Um Procurador-Geral cujo escopo das atribuições não contempla “depurar o sistema político" deveria, máxima vênia, ir catar coquinho

Por Augusto Nunes Atualizado em 22 mar 2017, 13h48 - Publicado em 22 mar 2017, 10h42

A corrupção é cultural, uma apropriação cultural, na infeliz expressão famosinha? A expressão teve destaque na redessociolândia – o mundinho que pensa conter o mundo e não que está nele contido – e na imprensa pouco antes do Carnaval, quando uma jovem branca usando turbante foi assediada no metrô por uma militante negra que a acusava, “enquanto não negra”, de usurpar um símbolo da cultura negra.

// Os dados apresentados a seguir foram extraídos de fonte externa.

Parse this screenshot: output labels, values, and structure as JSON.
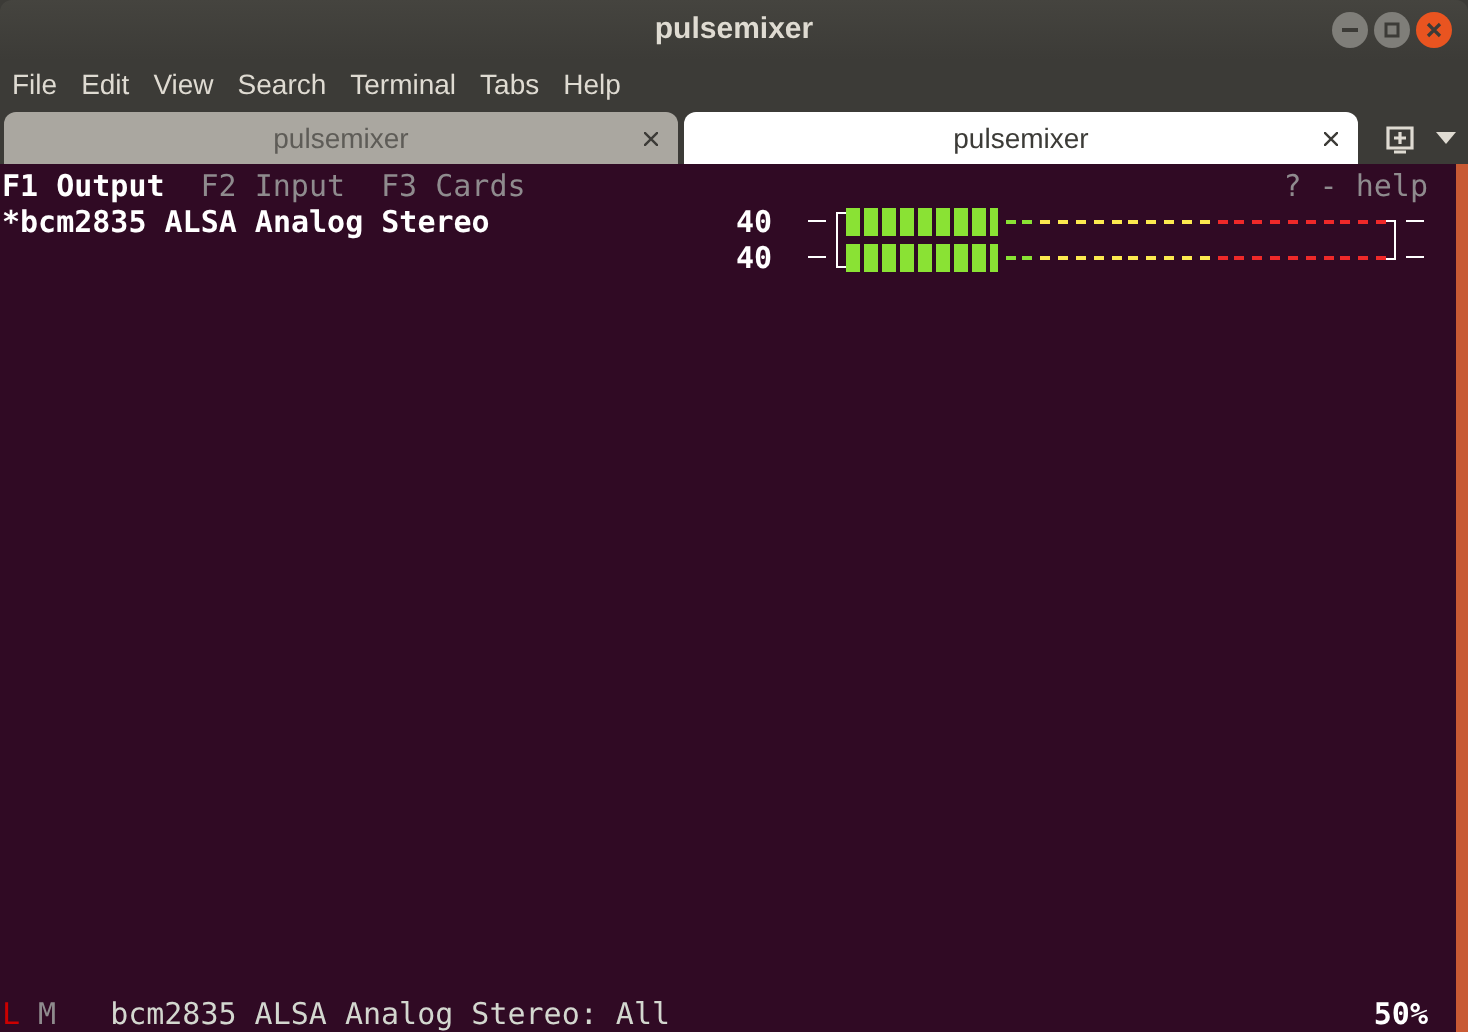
{
  "window": {
    "title": "pulsemixer"
  },
  "menu": [
    "File",
    "Edit",
    "View",
    "Search",
    "Terminal",
    "Tabs",
    "Help"
  ],
  "tabs": [
    {
      "label": "pulsemixer",
      "selected": false
    },
    {
      "label": "pulsemixer",
      "selected": true
    }
  ],
  "terminal": {
    "views": [
      {
        "label": "F1 Output",
        "selected": true
      },
      {
        "label": "F2 Input",
        "selected": false
      },
      {
        "label": "F3 Cards",
        "selected": false
      }
    ],
    "help": "? - help",
    "devices": [
      {
        "name": "*bcm2835 ALSA Analog Stereo",
        "selected": true,
        "channels": [
          {
            "reading": "40",
            "level": 0.28
          },
          {
            "reading": "40",
            "level": 0.28
          }
        ]
      }
    ],
    "status": {
      "lock": {
        "label": "L",
        "on": true
      },
      "mute": {
        "label": "M",
        "on": false
      },
      "text": "bcm2835 ALSA Analog Stereo: All",
      "volume": "50%"
    }
  }
}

Os coletivos e o restante dos opressores porta-vozes dos oprimidos escreveram textões ampliando a denúncia em flagrante prática do que os intolerantes combatem: a não ser que sejam todos sumérios, povos ao quais se atribui a invenção da escrita e que habitavam a Mesopotâmia ou a Ásia atual, escrever aquela inutilidade é um ato de apropriação cultural.

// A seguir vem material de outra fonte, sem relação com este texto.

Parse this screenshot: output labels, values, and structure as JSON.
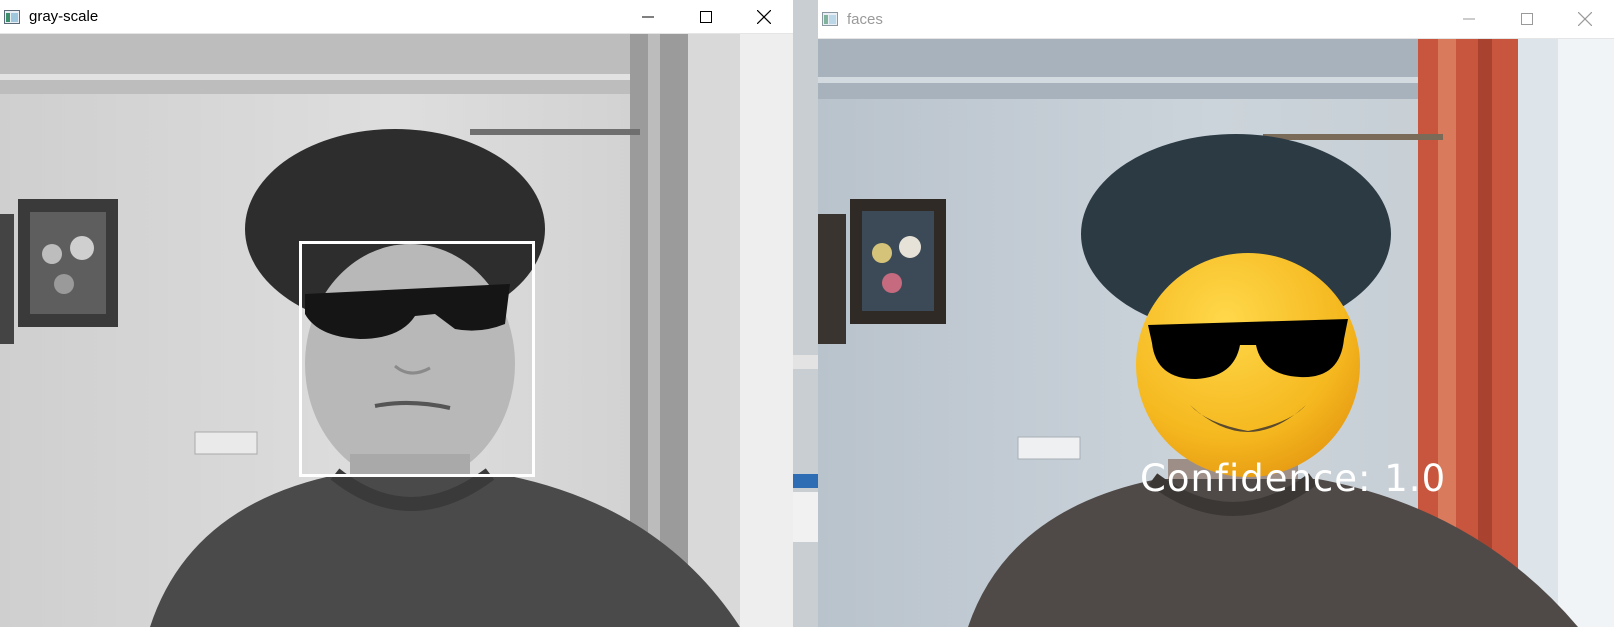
{
  "windows": [
    {
      "id": "gray-scale",
      "title": "gray-scale",
      "icon": "opencv-window-icon",
      "controls": [
        "minimize-icon",
        "maximize-icon",
        "close-icon"
      ],
      "active": true
    },
    {
      "id": "faces",
      "title": "faces",
      "icon": "opencv-window-icon",
      "controls": [
        "minimize-icon",
        "maximize-icon",
        "close-icon"
      ],
      "active": false,
      "overlay_text": "Confidence: 1.0",
      "overlay_emoji": "sunglasses-face-emoji"
    }
  ],
  "colors": {
    "box": "#ffffff",
    "emoji_face": "#f5b81f",
    "emoji_glasses": "#000000",
    "curtain": "#c8553d"
  }
}
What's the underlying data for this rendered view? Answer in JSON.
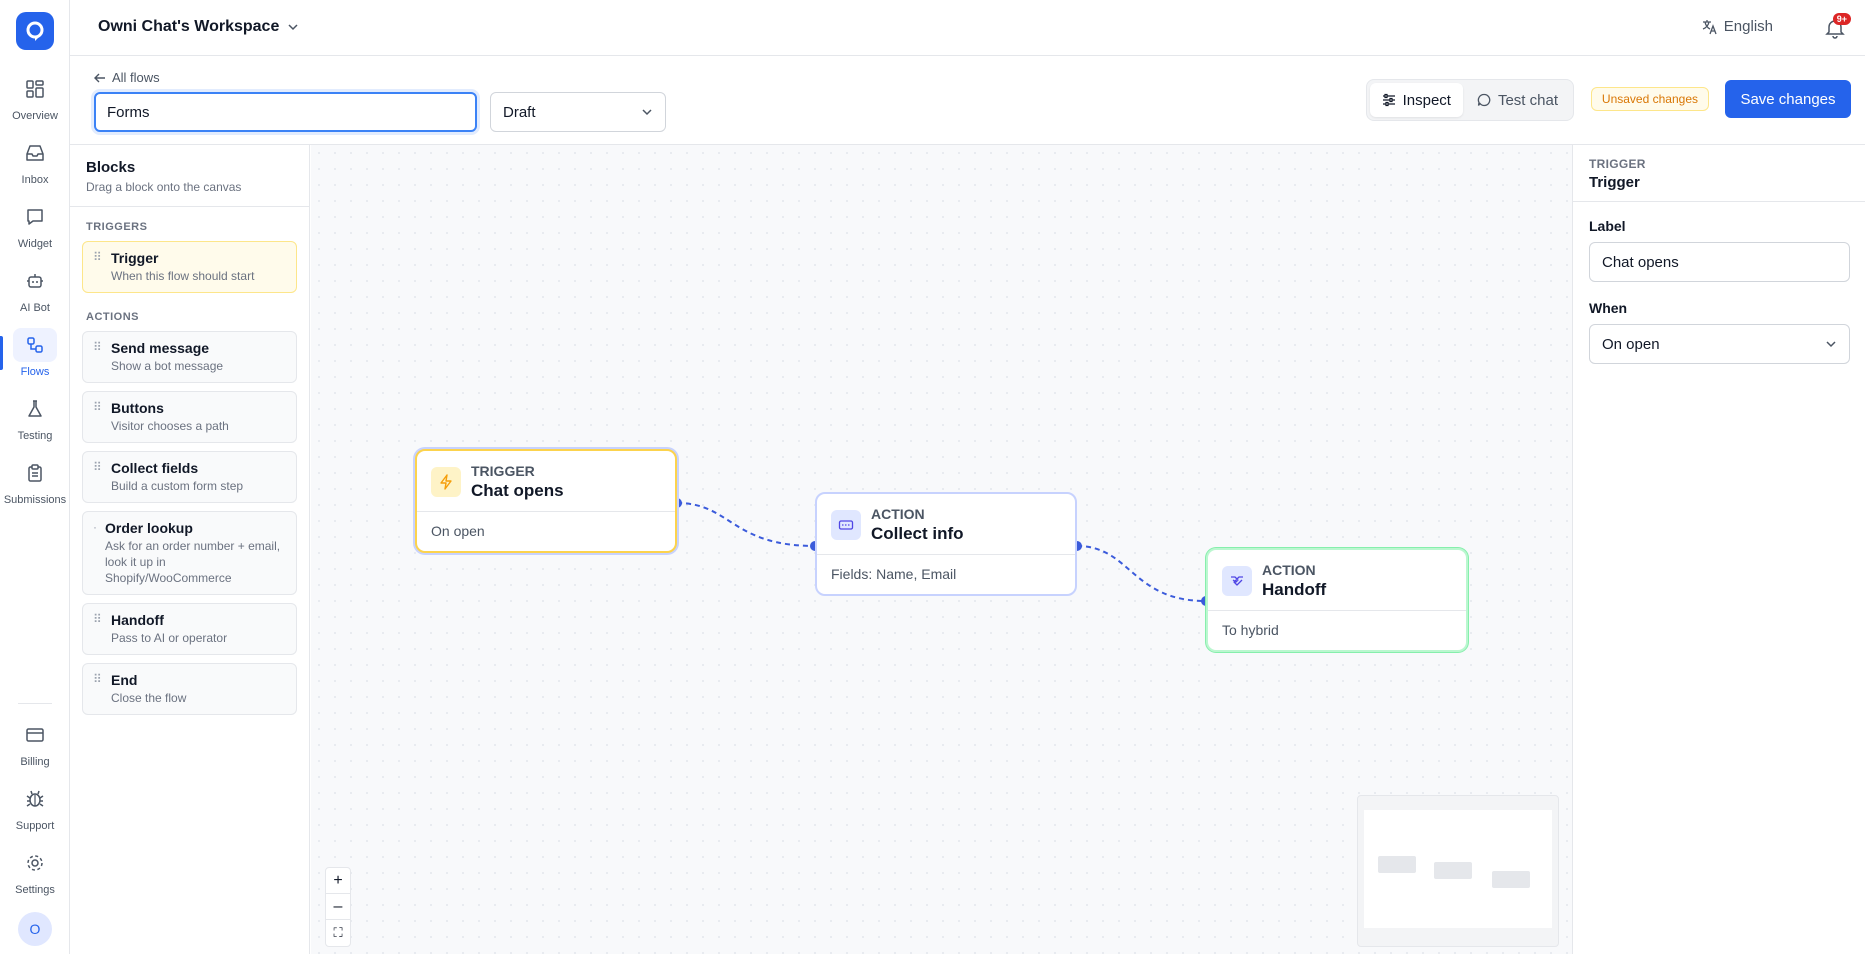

No belo “História Ilustrada do Vestuário”, publicado pela Publifolha em 2009, as pesquisadoras americanas Melissa Leventon e Livia Almendary, com lindas ilustrações de Auguste Racinet e Fiedrick Hottenroth, informam que o turbante não tem data e local de nascimento definidos, mas tudo indica tempos pré-cristãos e uma origem asiática, e não africana. Os africanos fizeram uma versão linda e, ao contrário dos asiáticos, eram as mulheres que o usavam. Os gregos antigos tiveram o seu e idem a moça branca do metrô que o usava à espera do crescimento dos cabelos ceifados pela quimioterapia. Essa antítese da estupenda capacidade dos grupos humanos de produzir cultura esboroando o insustentável princípio da pureza – porque se interseccionam e se transformam no que reconhecem e estranham entre si e dentro de si fazendo disso o fio no labirinto imaginário da civilização – ameaça a nossa macarronada de domingo na tara patológica dos movimentos esquerdistas em patrulhar a vida privada e as escolhas individuais.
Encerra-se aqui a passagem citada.